Marcus shook his head. “It’s not mine to take back. Gavras stripped me of it before he sent me out against Zemarkhos.”
The legionaries cried out angrily. Minucius said, “We heard about that, sir. All I have to say is, we choose who leads us, and nobody else.” He saluted again.
The Romans shouted again, this time in vociferous agreement. “Damn right!” “We don’t tell Gavras his business; let him stay out of ours!” “Weren’t for us, he’d still be sitting back in Videssos. We punched a hole in the Yezda a blind man could’ve walked through.” And a rising chorus: “Scaurus, Scaurus, Scaurus!” Moved past words, the tribune returned the salute.
The cheers were deafening. Viridovix nudged Gaius Philippus. “You’ll be noticing there’s none of ’em making the welkin ring for you,” he chuckled.
“There’d be something wrong if they were,” the veteran replied evenly. “I’m supposed to be the cantankerous blackguard who makes the boss look good.”
Fed up with soft answers, the Gaul snapped, “Aye, well, you’re right for it,” and felt better for earning a scowl from the senior centurion.
The non-Romans among the legionaries hung back at first to let Marcus’ countrymen greet him, but they soon joined the celebration, too. Burly Vaspurakaners folded him into bear hugs, shouting a welcome in vile Latin and almost equally thick Videssian.
“So, you are safe after all,” Gagik Bagratouni boomed, crushing the breath from the tribune. With his proud, heavy-boned features, thick wavy hair, and black mat of beard, the nakharar always reminded Scaurus of a lion. “For all we tried, we did not get here enough quickly, and thought the cursed priest had killed you.”
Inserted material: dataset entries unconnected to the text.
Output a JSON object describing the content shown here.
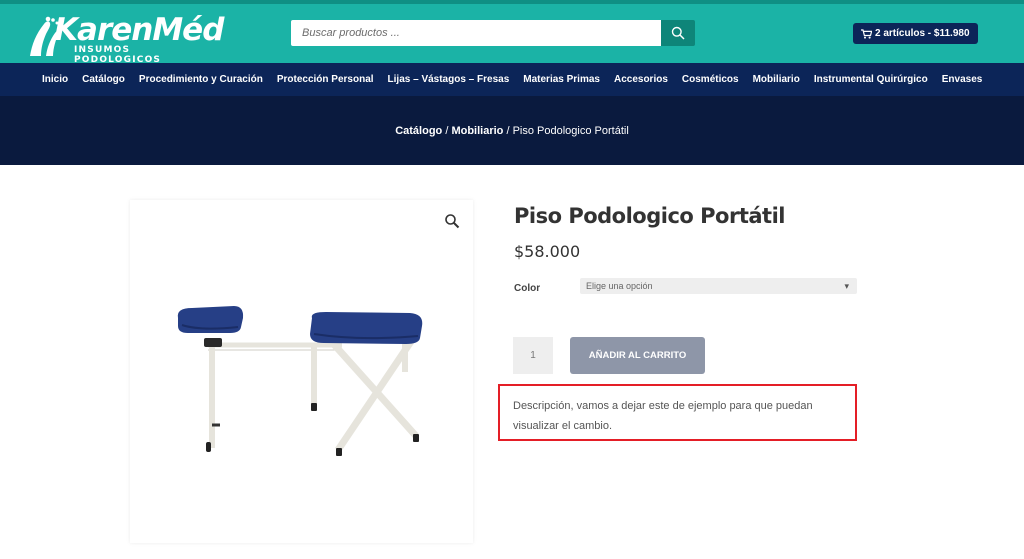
{
  "brand": {
    "name": "KarenMéd",
    "tagline": "INSUMOS PODOLOGICOS"
  },
  "search": {
    "placeholder": "Buscar productos ...",
    "icon": "search-icon"
  },
  "cart": {
    "label": "2 artículos - $11.980",
    "icon": "cart-icon"
  },
  "nav": {
    "items": [
      "Inicio",
      "Catálogo",
      "Procedimiento y Curación",
      "Protección Personal",
      "Lijas – Vástagos – Fresas",
      "Materias Primas",
      "Accesorios",
      "Cosméticos",
      "Mobiliario",
      "Instrumental Quirúrgico",
      "Envases"
    ]
  },
  "breadcrumb": {
    "items": [
      "Catálogo",
      "Mobiliario"
    ],
    "separator": "/",
    "current": "Piso Podologico Portátil"
  },
  "product": {
    "title": "Piso Podologico Portátil",
    "price": "$58.000",
    "color_label": "Color",
    "color_select": "Elige una opción",
    "quantity": "1",
    "add_to_cart": "AÑADIR AL CARRITO",
    "description": "Descripción, vamos a dejar este de ejemplo para que puedan visualizar el cambio."
  },
  "colors": {
    "header": "#1bb3a6",
    "nav": "#0c2558",
    "hero": "#0a1a3e",
    "highlight": "#e41e26",
    "button": "#8e96a8"
  }
}
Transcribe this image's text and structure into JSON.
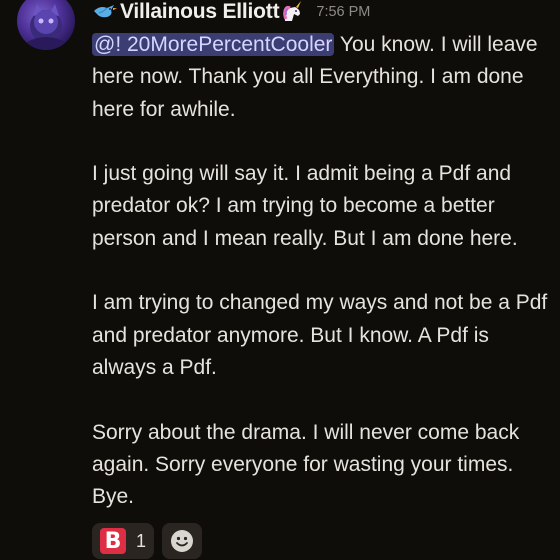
{
  "message": {
    "username_prefix_icon": "bird-emoji-icon",
    "username": "Villainous Elliott",
    "username_suffix_icon": "unicorn-emoji-icon",
    "timestamp": "7:56 PM",
    "mention": "@! 20MorePercentCooler",
    "paragraphs": [
      " You know. I will leave here now. Thank you all Everything. I am done here for awhile.",
      "I just going will say it. I admit being a Pdf and predator ok? I am trying to become a better person and I mean really. But I am done here.",
      "I am trying to changed my ways and not be a Pdf and predator anymore. But I know. A Pdf is always a Pdf.",
      "Sorry about the drama. I will never come back again. Sorry everyone for wasting your times. Bye."
    ]
  },
  "reactions": [
    {
      "emoji": "B",
      "emoji_icon": "b-button-emoji-icon",
      "count": "1"
    }
  ],
  "add_reaction_icon": "smiley-face-icon",
  "colors": {
    "background": "#0f0d0a",
    "mention_bg": "#3b3d73",
    "mention_text": "#d3d7ff",
    "reaction_bg": "#2a2520",
    "b_emoji_bg": "#dd2e44"
  }
}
“I’m amazed you came so close,” Marcus said.
“Good information,” Bagratouni said smugly. He turned, looked around, pointed. “Senpat, Nevrat—to me!”
The two shoved their way up to the nakharar and Scaurus. Senpat Sviodo was the only man the tribune knew who could bring off wearing the Vaspurakaners’ traditional three-crowned tasseled cap; his good looks and zestful character let him get away with whatever he chose. He stamped a booted foot and shouted out the first three notes of a war song. “Hai, hai, hai! We thought we’d see you sooner, but rather late than not at all, as the old saw goes.”